If you file the bankruptcy yourself, you must fill out the
forms. There are several forms. There could be between 30 and 60
pages in your petition, schedule and other papers filed at the
time of your bankruptcy. You must follow the local and federal
bankruptcy court rules in completing the forms. Preparing these
forms requires an understanding of both bankruptcy law and local
state law in order to enter the information correctly and
accurately. The forms have to be typed and a certain number of
copies must be included with the filing. Today, most attorneys use
a computer system to prepare these forms because of there
complexity and voluminous nature.
About 30 to 40 days after you file the bankruptcy you will have
to attend a hearing presided over by the bankruptcy trustee. This
hearing is called the First Meeting of Creditors. At this hearing
the trustee will ask questions under oath regarding the content of
your bankruptcy papers, assets, debts and other matters. After the
trustee is done, your creditors will be permitted to question you.

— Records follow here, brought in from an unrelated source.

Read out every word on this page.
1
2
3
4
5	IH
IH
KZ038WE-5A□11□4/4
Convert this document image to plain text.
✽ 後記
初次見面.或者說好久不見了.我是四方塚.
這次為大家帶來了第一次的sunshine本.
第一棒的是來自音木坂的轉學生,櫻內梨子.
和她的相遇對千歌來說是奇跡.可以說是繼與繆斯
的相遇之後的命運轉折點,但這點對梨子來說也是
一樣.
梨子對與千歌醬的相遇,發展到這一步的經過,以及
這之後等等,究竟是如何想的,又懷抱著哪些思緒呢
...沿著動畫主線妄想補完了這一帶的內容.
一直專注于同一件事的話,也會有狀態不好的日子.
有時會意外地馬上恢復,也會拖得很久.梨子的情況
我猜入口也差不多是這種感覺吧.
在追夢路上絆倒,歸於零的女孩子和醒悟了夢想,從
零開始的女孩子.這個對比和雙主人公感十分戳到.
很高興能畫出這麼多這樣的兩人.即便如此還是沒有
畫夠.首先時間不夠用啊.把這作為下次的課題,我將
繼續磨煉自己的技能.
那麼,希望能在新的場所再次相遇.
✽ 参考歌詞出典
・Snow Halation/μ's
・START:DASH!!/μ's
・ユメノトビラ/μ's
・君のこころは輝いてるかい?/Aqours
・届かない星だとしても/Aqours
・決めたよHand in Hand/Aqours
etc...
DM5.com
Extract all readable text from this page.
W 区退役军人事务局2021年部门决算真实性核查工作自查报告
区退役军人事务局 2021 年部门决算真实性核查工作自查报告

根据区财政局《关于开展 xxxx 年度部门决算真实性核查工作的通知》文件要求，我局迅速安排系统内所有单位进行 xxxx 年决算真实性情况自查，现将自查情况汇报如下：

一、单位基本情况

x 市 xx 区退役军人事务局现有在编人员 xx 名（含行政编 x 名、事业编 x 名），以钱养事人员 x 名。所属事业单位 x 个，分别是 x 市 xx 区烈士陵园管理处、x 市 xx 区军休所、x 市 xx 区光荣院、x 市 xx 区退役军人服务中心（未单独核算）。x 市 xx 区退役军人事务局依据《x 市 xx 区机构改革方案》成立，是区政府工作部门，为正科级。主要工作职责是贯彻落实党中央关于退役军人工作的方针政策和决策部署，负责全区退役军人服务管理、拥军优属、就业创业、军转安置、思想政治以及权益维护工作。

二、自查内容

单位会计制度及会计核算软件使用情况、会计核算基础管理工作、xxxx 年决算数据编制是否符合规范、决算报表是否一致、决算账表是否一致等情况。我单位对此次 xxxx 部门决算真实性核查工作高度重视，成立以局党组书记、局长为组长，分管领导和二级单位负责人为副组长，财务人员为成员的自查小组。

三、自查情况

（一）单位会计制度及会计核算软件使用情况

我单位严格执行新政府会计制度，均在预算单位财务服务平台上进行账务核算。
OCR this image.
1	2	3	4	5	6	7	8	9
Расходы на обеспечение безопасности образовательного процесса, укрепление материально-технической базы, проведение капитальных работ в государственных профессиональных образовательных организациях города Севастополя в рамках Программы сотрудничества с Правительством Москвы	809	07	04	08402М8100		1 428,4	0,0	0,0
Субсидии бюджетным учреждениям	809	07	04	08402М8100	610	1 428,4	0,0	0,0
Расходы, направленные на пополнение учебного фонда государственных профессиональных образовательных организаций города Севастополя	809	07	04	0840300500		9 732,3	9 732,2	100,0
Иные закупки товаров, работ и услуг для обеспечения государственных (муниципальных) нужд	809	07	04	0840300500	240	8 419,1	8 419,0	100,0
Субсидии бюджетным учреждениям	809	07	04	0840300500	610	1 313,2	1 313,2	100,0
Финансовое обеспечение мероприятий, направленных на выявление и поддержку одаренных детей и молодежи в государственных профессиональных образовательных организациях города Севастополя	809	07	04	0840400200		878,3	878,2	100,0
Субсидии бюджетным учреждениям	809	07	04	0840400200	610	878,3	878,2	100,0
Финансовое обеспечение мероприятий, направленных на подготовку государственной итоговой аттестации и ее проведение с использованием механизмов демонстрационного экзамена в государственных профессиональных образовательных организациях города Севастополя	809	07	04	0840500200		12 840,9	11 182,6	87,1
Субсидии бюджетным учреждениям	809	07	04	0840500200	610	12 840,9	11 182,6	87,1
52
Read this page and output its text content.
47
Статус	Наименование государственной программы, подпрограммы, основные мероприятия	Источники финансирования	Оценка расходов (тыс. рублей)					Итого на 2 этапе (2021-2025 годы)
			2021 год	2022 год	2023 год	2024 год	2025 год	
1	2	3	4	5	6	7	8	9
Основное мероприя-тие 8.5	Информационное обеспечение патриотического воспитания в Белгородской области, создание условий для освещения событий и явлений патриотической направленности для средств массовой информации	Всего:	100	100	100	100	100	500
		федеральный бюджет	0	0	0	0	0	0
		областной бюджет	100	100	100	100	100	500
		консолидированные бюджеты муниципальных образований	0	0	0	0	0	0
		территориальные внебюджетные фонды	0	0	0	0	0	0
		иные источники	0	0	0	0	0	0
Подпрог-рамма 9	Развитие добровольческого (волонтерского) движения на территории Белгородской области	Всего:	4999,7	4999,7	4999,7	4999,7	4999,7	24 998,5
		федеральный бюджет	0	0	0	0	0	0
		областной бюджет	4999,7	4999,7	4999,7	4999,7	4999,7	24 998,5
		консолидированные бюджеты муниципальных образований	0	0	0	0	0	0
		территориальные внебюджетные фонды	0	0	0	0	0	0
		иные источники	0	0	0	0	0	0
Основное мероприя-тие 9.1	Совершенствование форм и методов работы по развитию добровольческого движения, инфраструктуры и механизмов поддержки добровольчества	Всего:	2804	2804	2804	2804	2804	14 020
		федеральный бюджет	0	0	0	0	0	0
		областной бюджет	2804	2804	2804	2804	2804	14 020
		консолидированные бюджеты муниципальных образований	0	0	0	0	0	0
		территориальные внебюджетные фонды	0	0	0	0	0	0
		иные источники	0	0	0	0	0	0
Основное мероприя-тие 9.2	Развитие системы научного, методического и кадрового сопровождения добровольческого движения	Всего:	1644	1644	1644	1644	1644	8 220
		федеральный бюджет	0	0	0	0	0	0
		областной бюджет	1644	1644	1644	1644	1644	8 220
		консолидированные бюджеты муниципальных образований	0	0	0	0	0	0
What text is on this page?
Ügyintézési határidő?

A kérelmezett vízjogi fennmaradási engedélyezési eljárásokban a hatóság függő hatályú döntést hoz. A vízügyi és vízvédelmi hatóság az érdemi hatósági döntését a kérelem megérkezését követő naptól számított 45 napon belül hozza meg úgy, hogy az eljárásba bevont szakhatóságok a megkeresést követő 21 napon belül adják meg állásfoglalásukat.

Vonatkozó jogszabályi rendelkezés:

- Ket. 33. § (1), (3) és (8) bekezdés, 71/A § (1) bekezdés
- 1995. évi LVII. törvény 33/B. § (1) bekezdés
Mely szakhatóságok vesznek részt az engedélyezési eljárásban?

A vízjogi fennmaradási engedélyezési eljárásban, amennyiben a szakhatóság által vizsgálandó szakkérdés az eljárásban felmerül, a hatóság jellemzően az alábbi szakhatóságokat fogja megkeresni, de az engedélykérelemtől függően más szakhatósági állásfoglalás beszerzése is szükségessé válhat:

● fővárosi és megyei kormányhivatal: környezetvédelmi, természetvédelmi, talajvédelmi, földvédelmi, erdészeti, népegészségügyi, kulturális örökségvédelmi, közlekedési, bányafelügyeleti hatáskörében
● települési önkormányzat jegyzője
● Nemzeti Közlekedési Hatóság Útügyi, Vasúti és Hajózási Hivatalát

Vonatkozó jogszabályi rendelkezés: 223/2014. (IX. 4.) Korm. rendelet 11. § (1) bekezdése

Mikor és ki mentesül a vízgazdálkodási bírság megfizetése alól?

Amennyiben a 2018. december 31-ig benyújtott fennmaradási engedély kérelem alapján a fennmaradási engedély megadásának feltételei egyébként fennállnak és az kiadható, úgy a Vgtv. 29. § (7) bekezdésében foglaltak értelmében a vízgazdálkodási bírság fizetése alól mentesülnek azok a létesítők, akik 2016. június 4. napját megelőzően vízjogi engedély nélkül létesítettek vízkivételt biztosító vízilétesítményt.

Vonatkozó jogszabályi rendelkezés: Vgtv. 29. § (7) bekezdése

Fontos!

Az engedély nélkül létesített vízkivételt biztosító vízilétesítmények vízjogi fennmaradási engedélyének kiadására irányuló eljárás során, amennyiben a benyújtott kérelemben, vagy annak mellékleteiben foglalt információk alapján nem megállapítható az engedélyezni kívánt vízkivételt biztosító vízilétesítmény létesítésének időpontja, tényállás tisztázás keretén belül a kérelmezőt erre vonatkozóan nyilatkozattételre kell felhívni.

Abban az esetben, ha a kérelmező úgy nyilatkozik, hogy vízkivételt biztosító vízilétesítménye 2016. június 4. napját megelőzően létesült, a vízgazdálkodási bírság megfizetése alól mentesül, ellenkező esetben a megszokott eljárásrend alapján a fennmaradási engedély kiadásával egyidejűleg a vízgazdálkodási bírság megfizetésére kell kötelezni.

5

Do not worry, your attorney will be there to represent you and
your attorney will help you prepare for the hearing. Sometimes,
after your hearing is over, various creditors will approach you to
discuss the status of secured property or the your desire to
retain a credit card. Your attorney will negotiate with them, with
your knowledge and approval.
After this hearing you will normally not need to return to
court. However, if a creditor files a motion or an adversary
action, most likely you will have to return to court. This is the
exception and only your attorney can determine if this is likely
to happen.
Under normal circumstances, the bankruptcy court will
automatically issue the discharge 60 to 75 days after the First
Meeting of Creditors.
You can reestablish credit though and be back in "A" credit two
years after the discharge of Bankruptcy. The bankruptcy is a
judgment and will be listed for a period of up to 10 years after
the discharge. You must wait 6 years to file again or if your
bankruptcy was dismissed you must usually wait for 180 days to
re-file.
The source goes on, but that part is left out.